I grew up on a farm, near very small towns, and small towns have their good and bad. We often hear about the bad, like gossip running rampant, but the good outshines that, like when people brought us weeks of food, pop, and supplies after my dad recently passed. That sort of goodness is why I’m drawn to stories about small towns, like The Flood Girls by Richard Fifield.

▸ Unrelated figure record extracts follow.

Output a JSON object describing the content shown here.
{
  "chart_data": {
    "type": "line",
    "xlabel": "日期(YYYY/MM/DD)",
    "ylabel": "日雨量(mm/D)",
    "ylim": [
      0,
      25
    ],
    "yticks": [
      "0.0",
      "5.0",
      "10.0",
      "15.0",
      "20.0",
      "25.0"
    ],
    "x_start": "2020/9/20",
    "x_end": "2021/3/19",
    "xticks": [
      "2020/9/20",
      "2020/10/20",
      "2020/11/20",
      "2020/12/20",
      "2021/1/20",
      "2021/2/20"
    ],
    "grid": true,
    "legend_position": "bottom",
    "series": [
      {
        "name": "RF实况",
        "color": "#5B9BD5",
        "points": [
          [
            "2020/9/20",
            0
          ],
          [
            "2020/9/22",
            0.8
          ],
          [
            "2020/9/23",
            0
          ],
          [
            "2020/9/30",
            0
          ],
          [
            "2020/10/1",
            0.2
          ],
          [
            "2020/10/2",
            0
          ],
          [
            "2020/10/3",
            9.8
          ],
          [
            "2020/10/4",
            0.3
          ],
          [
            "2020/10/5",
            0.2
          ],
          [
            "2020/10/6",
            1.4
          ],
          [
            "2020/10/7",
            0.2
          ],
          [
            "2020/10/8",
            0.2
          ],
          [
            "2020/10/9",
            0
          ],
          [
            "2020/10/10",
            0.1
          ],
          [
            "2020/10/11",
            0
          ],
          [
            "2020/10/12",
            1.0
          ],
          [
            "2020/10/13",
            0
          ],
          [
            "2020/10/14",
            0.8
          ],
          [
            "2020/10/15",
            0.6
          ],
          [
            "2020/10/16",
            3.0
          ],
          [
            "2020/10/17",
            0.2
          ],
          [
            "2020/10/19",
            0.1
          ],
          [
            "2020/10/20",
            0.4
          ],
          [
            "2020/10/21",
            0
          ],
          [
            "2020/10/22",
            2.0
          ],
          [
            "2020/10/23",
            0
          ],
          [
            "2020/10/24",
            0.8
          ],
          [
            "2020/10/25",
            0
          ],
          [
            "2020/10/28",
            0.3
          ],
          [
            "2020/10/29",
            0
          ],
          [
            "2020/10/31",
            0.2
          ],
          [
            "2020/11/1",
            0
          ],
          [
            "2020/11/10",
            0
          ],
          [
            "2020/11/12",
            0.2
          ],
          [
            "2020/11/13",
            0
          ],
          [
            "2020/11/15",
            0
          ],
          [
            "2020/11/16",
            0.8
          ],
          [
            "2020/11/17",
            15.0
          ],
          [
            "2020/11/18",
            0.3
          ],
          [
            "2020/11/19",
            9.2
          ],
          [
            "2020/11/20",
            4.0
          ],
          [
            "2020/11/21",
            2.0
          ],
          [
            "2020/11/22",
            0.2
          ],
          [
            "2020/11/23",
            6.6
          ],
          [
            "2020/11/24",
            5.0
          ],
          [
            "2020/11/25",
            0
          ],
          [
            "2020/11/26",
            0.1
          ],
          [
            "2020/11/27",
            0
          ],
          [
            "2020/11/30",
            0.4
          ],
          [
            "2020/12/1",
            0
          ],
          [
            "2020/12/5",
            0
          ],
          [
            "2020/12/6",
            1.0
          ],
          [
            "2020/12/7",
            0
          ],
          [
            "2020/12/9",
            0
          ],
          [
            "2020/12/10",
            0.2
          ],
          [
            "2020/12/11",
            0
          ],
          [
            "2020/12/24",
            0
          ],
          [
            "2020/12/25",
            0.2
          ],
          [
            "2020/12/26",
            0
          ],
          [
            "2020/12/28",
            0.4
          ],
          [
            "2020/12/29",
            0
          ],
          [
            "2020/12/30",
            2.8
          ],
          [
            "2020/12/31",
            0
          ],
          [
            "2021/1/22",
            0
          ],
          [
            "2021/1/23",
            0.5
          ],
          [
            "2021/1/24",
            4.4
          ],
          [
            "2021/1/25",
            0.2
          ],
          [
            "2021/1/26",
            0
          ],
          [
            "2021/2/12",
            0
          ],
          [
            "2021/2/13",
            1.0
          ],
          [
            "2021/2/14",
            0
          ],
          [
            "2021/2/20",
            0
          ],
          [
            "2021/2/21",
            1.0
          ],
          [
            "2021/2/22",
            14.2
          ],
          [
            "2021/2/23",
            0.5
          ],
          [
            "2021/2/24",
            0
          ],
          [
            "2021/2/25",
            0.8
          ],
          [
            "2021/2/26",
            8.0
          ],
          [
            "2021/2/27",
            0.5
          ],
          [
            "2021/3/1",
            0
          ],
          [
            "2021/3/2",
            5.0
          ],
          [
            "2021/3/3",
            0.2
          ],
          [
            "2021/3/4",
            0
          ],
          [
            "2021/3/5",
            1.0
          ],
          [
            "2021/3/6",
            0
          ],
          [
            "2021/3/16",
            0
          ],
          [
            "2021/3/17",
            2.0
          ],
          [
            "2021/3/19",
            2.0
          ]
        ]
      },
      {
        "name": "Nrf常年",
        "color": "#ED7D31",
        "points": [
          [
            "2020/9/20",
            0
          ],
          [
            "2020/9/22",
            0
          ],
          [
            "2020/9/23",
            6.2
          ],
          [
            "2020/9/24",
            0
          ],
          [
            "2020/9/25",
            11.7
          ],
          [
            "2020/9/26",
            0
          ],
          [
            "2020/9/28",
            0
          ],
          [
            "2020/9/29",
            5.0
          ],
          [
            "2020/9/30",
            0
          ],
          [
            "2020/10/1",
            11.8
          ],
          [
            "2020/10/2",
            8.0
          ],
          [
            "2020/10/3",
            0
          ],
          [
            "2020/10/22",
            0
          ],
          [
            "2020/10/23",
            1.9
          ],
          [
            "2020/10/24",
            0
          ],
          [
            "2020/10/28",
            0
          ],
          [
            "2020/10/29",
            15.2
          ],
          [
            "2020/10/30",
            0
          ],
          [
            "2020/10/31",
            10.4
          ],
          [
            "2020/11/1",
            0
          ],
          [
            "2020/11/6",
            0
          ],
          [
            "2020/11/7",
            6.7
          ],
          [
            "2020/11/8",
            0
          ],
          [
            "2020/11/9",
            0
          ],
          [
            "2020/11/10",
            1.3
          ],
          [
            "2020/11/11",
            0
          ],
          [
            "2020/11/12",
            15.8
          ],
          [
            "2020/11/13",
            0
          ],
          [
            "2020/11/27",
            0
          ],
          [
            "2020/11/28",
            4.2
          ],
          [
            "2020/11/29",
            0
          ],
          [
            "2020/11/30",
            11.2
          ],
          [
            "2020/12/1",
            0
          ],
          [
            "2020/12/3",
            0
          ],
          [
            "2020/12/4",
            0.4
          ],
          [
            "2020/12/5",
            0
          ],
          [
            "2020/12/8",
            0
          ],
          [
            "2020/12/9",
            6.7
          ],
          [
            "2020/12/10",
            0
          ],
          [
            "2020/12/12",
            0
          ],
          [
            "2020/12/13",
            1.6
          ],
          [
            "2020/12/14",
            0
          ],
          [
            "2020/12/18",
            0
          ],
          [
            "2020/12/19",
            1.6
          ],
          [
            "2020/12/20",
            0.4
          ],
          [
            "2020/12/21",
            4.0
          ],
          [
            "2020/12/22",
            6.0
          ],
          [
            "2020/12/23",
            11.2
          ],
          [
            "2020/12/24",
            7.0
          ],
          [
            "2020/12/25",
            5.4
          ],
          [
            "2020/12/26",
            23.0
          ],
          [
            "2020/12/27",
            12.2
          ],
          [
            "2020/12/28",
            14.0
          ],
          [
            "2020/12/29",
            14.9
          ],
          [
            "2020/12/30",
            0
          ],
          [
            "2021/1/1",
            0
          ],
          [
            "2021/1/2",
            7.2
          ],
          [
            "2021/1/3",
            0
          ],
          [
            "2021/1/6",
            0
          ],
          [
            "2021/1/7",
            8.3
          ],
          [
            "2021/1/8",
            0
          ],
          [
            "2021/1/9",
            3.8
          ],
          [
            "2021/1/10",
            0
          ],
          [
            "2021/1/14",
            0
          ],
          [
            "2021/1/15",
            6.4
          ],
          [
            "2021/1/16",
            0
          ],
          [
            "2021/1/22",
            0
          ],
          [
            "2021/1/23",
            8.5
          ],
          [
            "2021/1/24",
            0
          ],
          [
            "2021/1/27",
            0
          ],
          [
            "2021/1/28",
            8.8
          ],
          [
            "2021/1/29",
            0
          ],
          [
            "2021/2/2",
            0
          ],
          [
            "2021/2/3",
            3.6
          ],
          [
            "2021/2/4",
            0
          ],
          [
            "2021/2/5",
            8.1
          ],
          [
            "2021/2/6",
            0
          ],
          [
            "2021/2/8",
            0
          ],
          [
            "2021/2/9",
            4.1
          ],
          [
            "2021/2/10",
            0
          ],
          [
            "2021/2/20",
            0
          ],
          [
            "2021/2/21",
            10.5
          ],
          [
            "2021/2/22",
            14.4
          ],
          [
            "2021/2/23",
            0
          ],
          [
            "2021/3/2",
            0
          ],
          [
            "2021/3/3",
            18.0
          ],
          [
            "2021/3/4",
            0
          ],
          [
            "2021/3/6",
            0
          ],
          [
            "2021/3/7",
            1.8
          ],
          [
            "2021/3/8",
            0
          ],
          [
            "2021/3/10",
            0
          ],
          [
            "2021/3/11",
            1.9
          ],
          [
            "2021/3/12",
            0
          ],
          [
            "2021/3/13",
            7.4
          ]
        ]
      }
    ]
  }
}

In The Flood Girls, Rachel Flood has returned to Quinn, Montana to make amends. An alcoholic with a sordid past that slowly unfolds throughout the story, a now-sober Rachel returns to right those she wronged, including her mother, the owner of the hole-in-the-wall bar The Dirty Shame. In her attempt to make good, Rachel starts working at The Dirty Shame again, joins her mother’s softball team (The Flood Girls), fixes up her dead father’s trailer that she inherited, and makes friends with the neighbor kid Jake, a flamboyant 12-year-old who loves fashion and Madonna and who lives with his mother and her abusive boyfriend who hates Jake and everything he is. Through Rachel’s journey we learn more about her past, her mother’s past, the softball team, Jake, and all the other odd characters in this little town.
And make no doubt about it, there is a lot of small town badness in Quinn. This town is poor, so there’s a lot of scrambling to make it, and often with that scrambling comes anger, revenge, and stupidity. There’s also a lot of bad people, like Rachel’s neighbor, some of the regulars of The Dirty Shame, and the uber religious who blame everything on those not like them. And many of these people hate Rachel for all she used to be.
I really enjoyed getting to know everyone in this town, especially the women on the softball team and Jake. Each woman on the team reminded me of different women I know, or different women I could see in a small town, and the men of the town who cheered them on were priceless. Jake was always around the softball team, too, because he kept score for all the games, and I love the way they pretty much adopt him.
The way Rachel’s story unfolds is also great. We know she’s back to make amends, and there’s all these whispers about her in town and people rudely condemn her, but we’re left in the dark. The worst thing we hear about her in the beginning is that she had slept with some of their men, which, yes, is awful, but there’s a hint that there’s something more, and there is. I really liked how we learned about the characters and how these secrets were revealed.
And by the end of this story, I was in tears. I grew to love the characters and even though some things that happen in the end I saw coming for awhile, I was hoping I was wrong. But there were also things I didn’t see coming and it was that small town goodness and charm that gets me every time. This was a good look into small towns, both the good and bad, and the relationships with family and friends who become family.